Esse degelo acelerado levou o mar a subir mais rápido nos últimos dez anos também – até 2,5 vezes comparado à média do século passado. Os prognósticos do relatório são dramáticos: o problema vai se agravar, mesmo que seja cumprida a meta do Acordo de Paris – que determina que o aumento médio da temperatura da Terra não deve superar 2°C em relação aos níveis pré-industriais. Na hipótese mais otimista, com esse limite respeitado, o IPCC estima um aumento do nível do oceano de 43 cm até 2100; entre 1902 e 2015, foi de 16 cm. Mas caso as emissões continuem crescendo como até agora, essa elevação chegaria a 84 centímetros, podendo passar de um metro.
Os incrédulos costumam citar uma experiência infantil, a de um cubo de gelo num copo cheio d’água, para desacreditar o fenômeno. De fato, quando o gelo derrete, o nível do líquido desce. Mas a experiência correta é outra, e é preciso usar dois copos: um cheio de água (que faria o papel do oceano) e o outro, com gelo (representando a terra firme). E esperar o cubo derreter para jogar a água no outro copo, que transbordará. Não é o gelo que flutua no mar – icebergs, geleiras – que faz o nível do mar subir, mas o que está depositado sobre plataformas continentais, principalmente Antártida e Groenlândia.

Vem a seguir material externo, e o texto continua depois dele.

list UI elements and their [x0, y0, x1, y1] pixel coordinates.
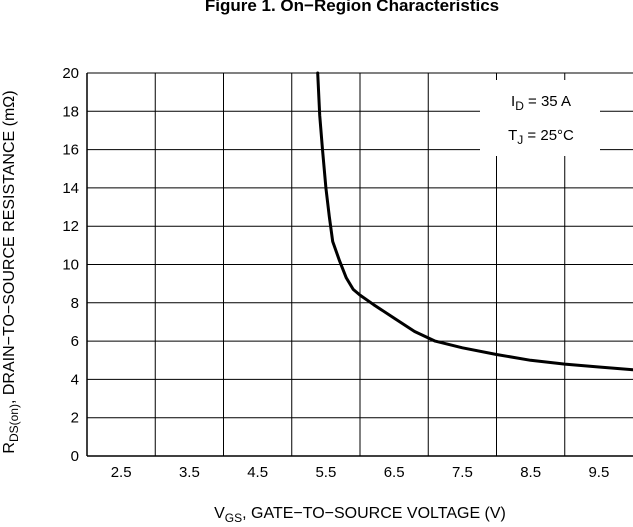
y-tick-labels: 0 2 4 6 8 10 12 14 16 18 20	[62, 65, 79, 465]
series-line	[316, 71, 633, 372]
y-tick-label: 6	[71, 333, 79, 350]
x-axis-label: VGS, GATE−TO−SOURCE VOLTAGE (V)	[214, 505, 506, 525]
annotation-box: ID = 35 A TJ = 25°C	[480, 80, 600, 156]
y-tick-label: 2	[71, 410, 79, 427]
annotation-text: TJ = 25°C	[508, 127, 574, 147]
y-tick-label: 20	[62, 65, 79, 82]
y-tick-label: 10	[62, 257, 79, 274]
grid	[86, 72, 633, 457]
series	[316, 71, 633, 372]
x-tick-label: 7.5	[452, 464, 473, 481]
y-tick-label: 4	[71, 371, 79, 388]
y-tick-label: 0	[71, 448, 79, 465]
x-tick-label: 6.5	[384, 464, 405, 481]
annotation-background	[480, 80, 600, 156]
chart-title: Figure 1. On−Region Characteristics	[205, 0, 499, 15]
y-tick-label: 16	[62, 142, 79, 159]
x-tick-label: 3.5	[179, 464, 200, 481]
x-tick-label: 2.5	[111, 464, 132, 481]
y-tick-label: 12	[62, 218, 79, 235]
y-tick-label: 18	[62, 103, 79, 120]
y-tick-label: 14	[62, 180, 79, 197]
y-tick-label: 8	[71, 295, 79, 312]
y-axis-label: RDS(on), DRAIN−TO−SOURCE RESISTANCE (mΩ)	[1, 90, 21, 453]
x-tick-label: 5.5	[315, 464, 336, 481]
x-tick-label: 4.5	[247, 464, 268, 481]
x-tick-label: 8.5	[520, 464, 541, 481]
x-tick-labels: 2.5 3.5 4.5 5.5 6.5 7.5 8.5 9.5	[111, 464, 610, 481]
plot-frame	[86, 73, 633, 457]
x-tick-label: 9.5	[588, 464, 609, 481]
annotation-text: ID = 35 A	[511, 93, 571, 113]
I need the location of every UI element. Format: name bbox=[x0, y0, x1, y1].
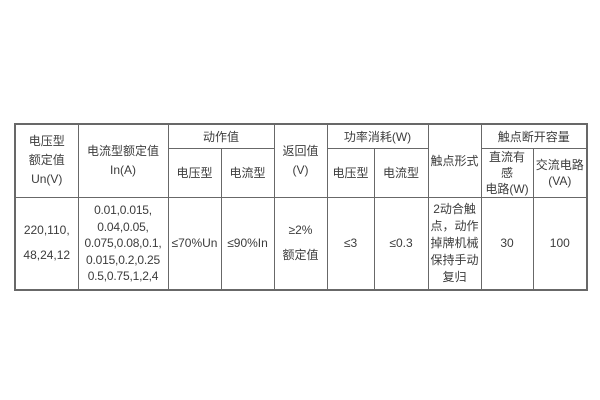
header-contact-breaking-capacity: 触点断开容量 bbox=[480, 123, 588, 149]
spec-table: 电压型 额定值 Un(V) 电流型额定值 In(A) 动作值 返回值 (V) 功… bbox=[14, 123, 589, 291]
cell-ac-circuit: 100 bbox=[532, 196, 588, 291]
header-row-sub: 电压型 电流型 电压型 电流型 直流有感 电路(W) 交流电路 (VA) bbox=[15, 147, 588, 198]
header-dc-inductive-circuit: 直流有感 电路(W) bbox=[480, 147, 534, 198]
header-row-top: 电压型 额定值 Un(V) 电流型额定值 In(A) 动作值 返回值 (V) 功… bbox=[14, 123, 588, 198]
table-row: 220,110, 48,24,12 0.01,0.015, 0.04,0.05,… bbox=[14, 196, 588, 291]
header-action-current-type: 电流型 bbox=[220, 147, 275, 198]
cell-contact-form: 2动合触 点，动作 掉牌机械 保持手动 复归 bbox=[427, 196, 482, 291]
cell-return-value: ≥2% 额定值 bbox=[273, 196, 328, 291]
cell-current-rated: 0.01,0.015, 0.04,0.05, 0.075,0.08,0.1, 0… bbox=[77, 196, 169, 291]
cell-action-voltage: ≤70%Un bbox=[167, 196, 222, 291]
header-current-rated: 电流型额定值 In(A) bbox=[77, 123, 169, 198]
header-return-value: 返回值 (V) bbox=[273, 123, 328, 198]
header-action-voltage-type: 电压型 bbox=[167, 147, 222, 198]
header-power-current-type: 电流型 bbox=[373, 147, 429, 198]
header-voltage-rated: 电压型 额定值 Un(V) bbox=[14, 123, 79, 198]
header-action-value: 动作值 bbox=[167, 123, 275, 149]
cell-power-current: ≤0.3 bbox=[373, 196, 429, 291]
cell-voltage-rated: 220,110, 48,24,12 bbox=[14, 196, 79, 291]
header-power-consumption: 功率消耗(W) bbox=[326, 123, 429, 149]
header-ac-circuit: 交流电路 (VA) bbox=[532, 147, 588, 198]
cell-action-current: ≤90%In bbox=[220, 196, 275, 291]
header-contact-form: 触点形式 bbox=[427, 123, 482, 198]
header-power-voltage-type: 电压型 bbox=[326, 147, 375, 198]
cell-dc-inductive-circuit: 30 bbox=[480, 196, 534, 291]
cell-power-voltage: ≤3 bbox=[326, 196, 375, 291]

As altas temperaturas registradas este mês na região antártica deixaram os cientistas em polvorosa. No dia 6, um termômetro numa base argentina marcou 18,4° C, a mais alta registrada desde o início das medições, em 1961 – o recorde anterior era de 2015, com 17,5° C. Três dias depois, o pesquisador brasileiro Carlos Schaefer anunciou que a temperatura na Ilha Seymour tinha chegado aos 20,75° C, a temperatura mais alta já registrada no continente. Porém, o mais grave é o aumento gradual observado nos últimos 60 anos.
Também é igualmente preocupante a elevação da temperatura do oceano. O aquecimento médio chegou ao maior registro da história em 2019 e bateu o terceiro recorde consecutivo, segundo um estudo internacional publicado em janeiro na revista científica “Advances in Atmospheric Sciences”. O estudo registra 0,075 °C acima da média de 1981 a 2010. Além disso, a taxa de aquecimento de 1987 a 2019 cresceu 450%, se comparada ao período anterior (1955 a 1986). Isso corresponde a uma elevação de 46 mm. “O calor dilata os corpos”, diz a conhecida Lei da Física. O aumento da temperatura faz com que as moléculas de água se afastem mais uma das outras, o que também faz o nível do mar subir. Estima-se que até 2050 cerca de um milhão de pessoas sejam afetadas – no mundo inteiro, este número chega a 300 milhões. Mas engana-se quem acredita que estará protegido vivendo longe do mar: as chuvas que atingiram São Paulo e Belo Horizonte podem ter relação direta com o deslocamento de frentes frias causadas pelo calor na Antártida. Vai faltar galocha – ou escafandro – pra tanta gente.